Building Electronic Clinical Trials is Grueling and Slow—Recent Survey

May 21, 2012

By Ann Neuer 

May 22, 2012 | The tedious process of building an electronic clinical trial is a stubborn bottleneck requiring too much time and too many resources. Those are the topline results of a 2011 survey conducted at two annual meetings—the Drug Information Association (DIA) and the Society for Clinical Data Management (SCDM). Cmed Technology, a UK-based provider of eClinical solutions developed and administered the survey, which resulted in 87 respondents from 55 companies. To get unbiased results and to focus on those with knowledge of what it takes to build an electronic clinical trial, Cmed eliminated respondents who identified themselves as sales people or employees or customers of Cmed.  

Survey results supported the widely held notion that building an electronic clinical trial is a lengthy process, but what was surprising was how long it actually takes. “We asked about all four phases of clinical research, and no one—literally zero—reported building a trial in less than two weeks. This takes into account the fact that Phase I trials often take only a few weeks to conduct,” says Jim Haughwout, vice president of product, marketing and sales at Cmed.  

According to the survey, 35% of electronic trials require more than eight weeks to build, and nearly two-thirds take six weeks or longer. Some 40% of Phase II and Phase III trials needed more than eight weeks to build, with a few spiralling upwards to 26 weeks.   

The survey pinpointed many challenges that contribute to the slow process. The two most frequently cited obstacles were “they take too long (33%)”, and “they require too much technical knowledge (28%).” Tied for third place at 19% each were “it’s too complicated” and “they don’t sufficiently comply with standards.”   

These responses came not from clinical types with little IT experience, but rather from people with strong technical backgrounds. The most common job title, representing 35 respondents, was “EDC programmer”, followed by 32 respondents who identified themselves as data managers, directors of data management, or vice presidents of data management. They also came from an array of companies large and small, including pharmaceutical sponsors (53%), contract research organizations (CROs) (18%), academic medical centers (10%), and other categories.   
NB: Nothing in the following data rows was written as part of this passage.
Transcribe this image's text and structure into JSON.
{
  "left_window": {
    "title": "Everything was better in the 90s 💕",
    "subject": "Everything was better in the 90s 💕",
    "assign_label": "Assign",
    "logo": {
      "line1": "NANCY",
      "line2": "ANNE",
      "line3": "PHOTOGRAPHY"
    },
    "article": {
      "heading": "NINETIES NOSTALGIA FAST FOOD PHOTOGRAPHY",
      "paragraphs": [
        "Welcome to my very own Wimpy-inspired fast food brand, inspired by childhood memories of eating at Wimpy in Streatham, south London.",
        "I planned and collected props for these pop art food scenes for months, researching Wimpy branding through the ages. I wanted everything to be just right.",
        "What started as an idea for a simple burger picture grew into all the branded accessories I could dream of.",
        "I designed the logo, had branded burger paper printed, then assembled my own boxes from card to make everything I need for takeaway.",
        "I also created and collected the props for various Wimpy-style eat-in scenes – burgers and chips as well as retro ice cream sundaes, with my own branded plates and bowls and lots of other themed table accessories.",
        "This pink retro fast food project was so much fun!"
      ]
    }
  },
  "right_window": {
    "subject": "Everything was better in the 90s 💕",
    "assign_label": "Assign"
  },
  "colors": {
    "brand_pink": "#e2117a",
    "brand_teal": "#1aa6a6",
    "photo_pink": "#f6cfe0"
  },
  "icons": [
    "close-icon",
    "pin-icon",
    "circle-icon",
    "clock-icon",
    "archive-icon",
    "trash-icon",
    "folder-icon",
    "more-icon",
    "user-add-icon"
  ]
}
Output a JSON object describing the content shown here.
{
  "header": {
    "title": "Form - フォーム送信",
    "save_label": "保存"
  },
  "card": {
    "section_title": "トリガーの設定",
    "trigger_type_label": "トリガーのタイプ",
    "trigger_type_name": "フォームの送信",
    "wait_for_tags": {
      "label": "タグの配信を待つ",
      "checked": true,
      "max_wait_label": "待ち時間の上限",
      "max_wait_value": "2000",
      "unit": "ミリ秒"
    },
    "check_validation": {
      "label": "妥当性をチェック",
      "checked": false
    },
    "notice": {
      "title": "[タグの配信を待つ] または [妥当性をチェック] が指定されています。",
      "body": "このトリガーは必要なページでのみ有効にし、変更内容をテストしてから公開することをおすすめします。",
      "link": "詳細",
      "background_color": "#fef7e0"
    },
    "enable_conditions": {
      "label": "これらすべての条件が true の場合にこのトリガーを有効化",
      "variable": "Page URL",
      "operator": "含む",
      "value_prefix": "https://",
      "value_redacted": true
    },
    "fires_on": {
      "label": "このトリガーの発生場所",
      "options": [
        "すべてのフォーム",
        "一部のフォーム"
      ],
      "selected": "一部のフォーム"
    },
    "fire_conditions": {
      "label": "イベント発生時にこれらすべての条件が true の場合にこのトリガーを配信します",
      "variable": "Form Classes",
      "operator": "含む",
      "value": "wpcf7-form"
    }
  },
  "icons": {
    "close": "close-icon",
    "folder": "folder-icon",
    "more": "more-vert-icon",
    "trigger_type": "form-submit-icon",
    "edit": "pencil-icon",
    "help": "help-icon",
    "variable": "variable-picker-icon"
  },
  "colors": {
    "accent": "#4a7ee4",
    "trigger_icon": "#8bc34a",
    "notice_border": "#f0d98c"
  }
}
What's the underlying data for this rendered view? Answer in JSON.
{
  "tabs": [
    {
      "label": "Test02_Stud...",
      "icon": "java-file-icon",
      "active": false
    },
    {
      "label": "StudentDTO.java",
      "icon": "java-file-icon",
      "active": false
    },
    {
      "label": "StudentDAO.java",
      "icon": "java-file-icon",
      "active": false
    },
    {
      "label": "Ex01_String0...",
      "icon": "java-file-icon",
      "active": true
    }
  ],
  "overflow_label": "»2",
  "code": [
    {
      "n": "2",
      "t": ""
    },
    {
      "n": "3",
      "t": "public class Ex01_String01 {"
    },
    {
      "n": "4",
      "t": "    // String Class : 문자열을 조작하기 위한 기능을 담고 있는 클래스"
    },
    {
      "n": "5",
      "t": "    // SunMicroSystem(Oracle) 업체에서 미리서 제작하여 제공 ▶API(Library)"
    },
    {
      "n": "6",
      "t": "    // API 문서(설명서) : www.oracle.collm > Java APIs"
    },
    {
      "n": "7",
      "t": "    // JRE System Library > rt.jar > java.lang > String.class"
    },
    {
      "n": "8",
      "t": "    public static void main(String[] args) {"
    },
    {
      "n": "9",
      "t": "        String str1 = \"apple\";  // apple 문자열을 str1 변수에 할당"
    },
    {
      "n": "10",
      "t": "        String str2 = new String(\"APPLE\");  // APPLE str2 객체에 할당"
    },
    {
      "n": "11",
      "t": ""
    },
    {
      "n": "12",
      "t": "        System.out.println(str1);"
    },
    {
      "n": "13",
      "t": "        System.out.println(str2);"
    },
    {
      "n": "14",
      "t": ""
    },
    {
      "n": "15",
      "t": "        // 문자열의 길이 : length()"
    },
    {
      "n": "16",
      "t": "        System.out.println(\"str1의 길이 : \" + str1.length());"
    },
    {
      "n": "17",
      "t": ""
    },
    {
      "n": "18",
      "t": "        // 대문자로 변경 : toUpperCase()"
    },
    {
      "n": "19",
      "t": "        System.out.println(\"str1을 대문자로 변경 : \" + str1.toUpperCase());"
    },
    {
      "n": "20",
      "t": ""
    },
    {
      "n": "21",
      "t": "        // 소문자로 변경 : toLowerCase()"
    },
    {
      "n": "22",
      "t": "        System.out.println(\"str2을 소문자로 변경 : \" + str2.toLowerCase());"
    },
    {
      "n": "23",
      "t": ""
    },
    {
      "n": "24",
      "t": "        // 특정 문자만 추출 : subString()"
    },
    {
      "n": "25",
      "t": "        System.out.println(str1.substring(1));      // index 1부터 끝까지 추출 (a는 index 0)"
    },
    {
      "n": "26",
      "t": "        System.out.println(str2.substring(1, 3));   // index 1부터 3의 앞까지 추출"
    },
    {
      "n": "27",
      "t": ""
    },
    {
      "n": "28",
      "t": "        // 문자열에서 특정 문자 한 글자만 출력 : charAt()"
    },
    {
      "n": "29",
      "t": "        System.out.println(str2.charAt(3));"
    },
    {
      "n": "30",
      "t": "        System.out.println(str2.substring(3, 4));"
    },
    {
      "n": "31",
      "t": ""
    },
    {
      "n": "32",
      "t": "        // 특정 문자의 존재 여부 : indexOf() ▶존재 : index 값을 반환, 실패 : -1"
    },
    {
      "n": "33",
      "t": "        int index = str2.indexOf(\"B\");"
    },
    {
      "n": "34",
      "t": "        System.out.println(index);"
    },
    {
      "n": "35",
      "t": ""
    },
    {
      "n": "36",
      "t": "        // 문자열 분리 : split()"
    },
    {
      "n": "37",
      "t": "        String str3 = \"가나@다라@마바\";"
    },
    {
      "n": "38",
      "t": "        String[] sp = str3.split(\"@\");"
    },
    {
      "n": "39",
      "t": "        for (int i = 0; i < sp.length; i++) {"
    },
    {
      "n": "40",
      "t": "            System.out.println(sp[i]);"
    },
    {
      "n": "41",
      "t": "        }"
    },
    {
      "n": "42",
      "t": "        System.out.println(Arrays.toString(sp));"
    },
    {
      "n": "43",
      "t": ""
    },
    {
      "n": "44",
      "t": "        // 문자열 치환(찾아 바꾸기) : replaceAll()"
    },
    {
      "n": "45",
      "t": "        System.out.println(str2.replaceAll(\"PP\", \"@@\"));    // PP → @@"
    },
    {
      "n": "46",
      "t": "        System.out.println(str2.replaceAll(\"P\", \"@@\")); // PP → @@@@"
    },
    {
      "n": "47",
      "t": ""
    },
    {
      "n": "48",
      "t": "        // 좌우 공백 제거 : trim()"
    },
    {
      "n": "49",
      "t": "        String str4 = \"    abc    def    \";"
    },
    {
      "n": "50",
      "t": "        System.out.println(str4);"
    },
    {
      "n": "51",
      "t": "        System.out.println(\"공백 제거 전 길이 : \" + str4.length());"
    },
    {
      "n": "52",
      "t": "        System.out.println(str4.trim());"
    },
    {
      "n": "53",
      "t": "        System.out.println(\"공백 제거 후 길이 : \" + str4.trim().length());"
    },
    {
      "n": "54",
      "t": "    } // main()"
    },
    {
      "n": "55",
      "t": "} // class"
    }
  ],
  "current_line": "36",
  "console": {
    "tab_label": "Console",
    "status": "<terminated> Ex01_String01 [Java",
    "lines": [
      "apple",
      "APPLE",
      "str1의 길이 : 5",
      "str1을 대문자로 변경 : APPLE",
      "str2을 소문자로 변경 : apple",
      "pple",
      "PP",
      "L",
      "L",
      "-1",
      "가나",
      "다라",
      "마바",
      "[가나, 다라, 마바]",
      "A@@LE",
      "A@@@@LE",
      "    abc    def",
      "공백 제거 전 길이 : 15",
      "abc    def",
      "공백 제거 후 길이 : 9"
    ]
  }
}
Haughwout says the impetus behind the survey was his frequent discussions with clinical trial professionals across the globe bemoaning the challenges in building electronic clinical trials. “Whether I was in Brussels, attending a meeting, or visiting with big pharma, I kept hearing the same thing, that the whole process of setting up a trial takes far too long, it always runs late and it’s a complicated process. Being in a data-driven industry like we are, we wanted to get a bit more insight.” 

Speeding and facilitating the building of electronic clinical trials are desirable industry goals meant to address a continuing dilemma in the industry: If it takes eight weeks to build a six-week trial, what are the trial builder’s choices? “He or she can start building eight weeks in advance, before the protocol is approved, meaning that once it is approved, there will be last minute changes, which extends the amount of time needed to build the trial, essentially wasting some of the time already spent,” Haughwout explains. “The other choice is to wait until the protocol is final, knowing there are no changes. But by that time, the trial may be well underway because the sponsor generally doesn’t want to delay the start of patient recruitment.” 

Many sites are finding themselves in this situation of having to start a trial that is incompletely built and then, several weeks later, once the trial building is finished, they have to go back and retrofit the data into the newly completed forms. 

To address some of these challenges, Cmed released Timaeus Guided Trial Builder (GTB) in 2011, which is intended to simplify and streamline the work required to start up electronic trials with full adherence to required standards.  The goal of GTB is to take out the complexity and heavy lifting by allowing people to use off-the-shelf tools for technical and clinical factors, and eliminate the many hand-offs back and forth between the study manager, product manager, and programmer.   

A few years ago, I saw a diagram of the number of hand-offs required for development and programming of a case report form (CRF), and it looked like a spider web,” Haughwout says. “If you can cut that out, you can save an enormous amount of time and money for companies of all sizes.”